When current has been flowing for sufficient time to ensure that the resistive region has
reached the liquid, the voltage across the wire is measured and will be directly
proportional to the length of wire in gas, from which the liquid level may be calculated.
When the measurement has been made, the current through the wire is turned off and
the measured reading displayed. The process is repeated at intervals varying from a few
seconds to a few hours, depending upon the expected rate of change in the level.

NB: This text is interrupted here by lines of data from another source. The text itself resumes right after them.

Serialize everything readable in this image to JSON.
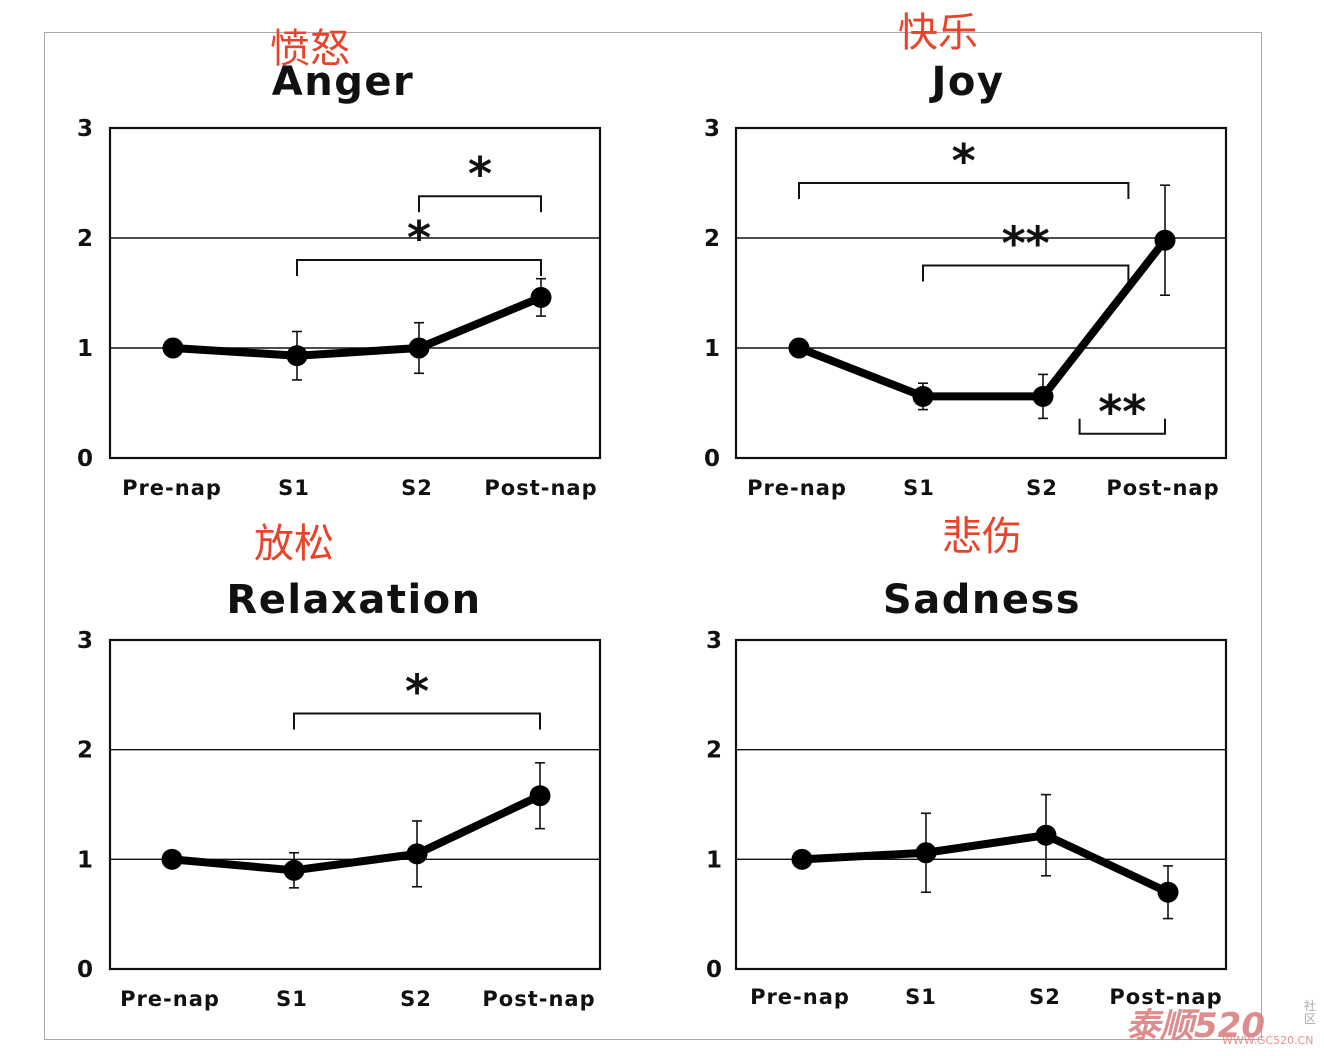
{
  "watermark": {
    "main": "泰顺520",
    "url": "WWW.GC520.CN",
    "tag": "社区"
  },
  "chart_data": [
    {
      "type": "line",
      "title": "Anger",
      "annotation_cn": "愤怒",
      "categories": [
        "Pre-nap",
        "S1",
        "S2",
        "Post-nap"
      ],
      "values": [
        1.0,
        0.93,
        1.0,
        1.46
      ],
      "error": [
        0,
        0.22,
        0.23,
        0.17
      ],
      "ylim": [
        0,
        3
      ],
      "yticks": [
        0,
        1,
        2,
        3
      ],
      "grid_y": [
        1,
        2
      ],
      "significance": [
        {
          "from": 1,
          "to": 3,
          "label": "*",
          "y": 1.8
        },
        {
          "from": 2,
          "to": 3,
          "label": "*",
          "y": 2.38
        }
      ]
    },
    {
      "type": "line",
      "title": "Joy",
      "annotation_cn": "快乐",
      "categories": [
        "Pre-nap",
        "S1",
        "S2",
        "Post-nap"
      ],
      "values": [
        1.0,
        0.56,
        0.56,
        1.98
      ],
      "error": [
        0,
        0.12,
        0.2,
        0.5
      ],
      "ylim": [
        0,
        3
      ],
      "yticks": [
        0,
        1,
        2,
        3
      ],
      "grid_y": [
        1,
        2
      ],
      "significance": [
        {
          "from": 0,
          "to": 2.7,
          "label": "*",
          "y": 2.5
        },
        {
          "from": 1,
          "to": 2.7,
          "label": "**",
          "y": 1.75
        },
        {
          "from": 2.3,
          "to": 3,
          "label": "**",
          "y": 0.22,
          "below": true
        }
      ]
    },
    {
      "type": "line",
      "title": "Relaxation",
      "annotation_cn": "放松",
      "categories": [
        "Pre-nap",
        "S1",
        "S2",
        "Post-nap"
      ],
      "values": [
        1.0,
        0.9,
        1.05,
        1.58
      ],
      "error": [
        0,
        0.16,
        0.3,
        0.3
      ],
      "ylim": [
        0,
        3
      ],
      "yticks": [
        0,
        1,
        2,
        3
      ],
      "grid_y": [
        1,
        2
      ],
      "significance": [
        {
          "from": 1,
          "to": 3,
          "label": "*",
          "y": 2.33
        }
      ]
    },
    {
      "type": "line",
      "title": "Sadness",
      "annotation_cn": "悲伤",
      "categories": [
        "Pre-nap",
        "S1",
        "S2",
        "Post-nap"
      ],
      "values": [
        1.0,
        1.06,
        1.22,
        0.7
      ],
      "error": [
        0,
        0.36,
        0.37,
        0.24
      ],
      "ylim": [
        0,
        3
      ],
      "yticks": [
        0,
        1,
        2,
        3
      ],
      "grid_y": [
        1,
        2
      ],
      "significance": []
    }
  ]
}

The maximum probe length that can be measured, depends upon the resistivity of the
probe wire. Prior to firmware version 1.08, ILM was designed to handle the standard
Oxford Instruments probe wire, with a typical resistivity of 178 ohms/metre. Since version
1.08 this parameter may be adjusted up to a maximum value of 200 ohms/metre. There
are now two types of wire in use:. For probes up to 1.4m active length, the standard wire
is nominally 166 ohms/metre and operates at a current of 130mA. For probes up to 2m
active length, a thicker wire is used, with a nominal resistivity of 61.2 ohms/metre,
operating at a current of 250mA.
1.3.2
Nitrogen Level Probe
The nitrogen probe is constructed of two concentric stainless steel tubes. The annular
space between these acts as a capacitor with the dielectric consisting of liquid or gaseous
nitrogen. Liquid nitrogen has a relative permittivity of 1.45, so that the capacitance
increases by around 45% for the portion of the probe that is in liquid. The probe head
incorporates an oscillator, which uses the probe capacitance to define its period. Hence
the oscillation frequency may be used as an indicator of liquid level. There are no
adjustments in the probe head for ILM. The working range of the oscillator (5 kHz to 65
kHz) can handle the full range of probe lengths up to 2 metres.
1.3.3
Why Two Different Sensing Methods Are Used
The capacitance method cannot be used routinely for liquid helium. (It can be used for
certain specialised applications where the reservoir is strictly isothermal.) The relative
permittivity of liquid helium is only 1.055, which is close to the figure for cold helium gas
at 4.2K. Thus the probe would be more responsive to temperature gradients within the
gas above the liquid surface, than to the position of the surface.
With modern high-Tc superconductors, it is possible to make a superconductive nitrogen
probe. However this would be much less robust than the capacitive probe, which works
well for nitrogen. Hence ILM uses the most appropriate sensing technique for each
cryogen. By allowing ILM to accept inputs from either type of probe, there is no cost
penalty in using two different sensing methods.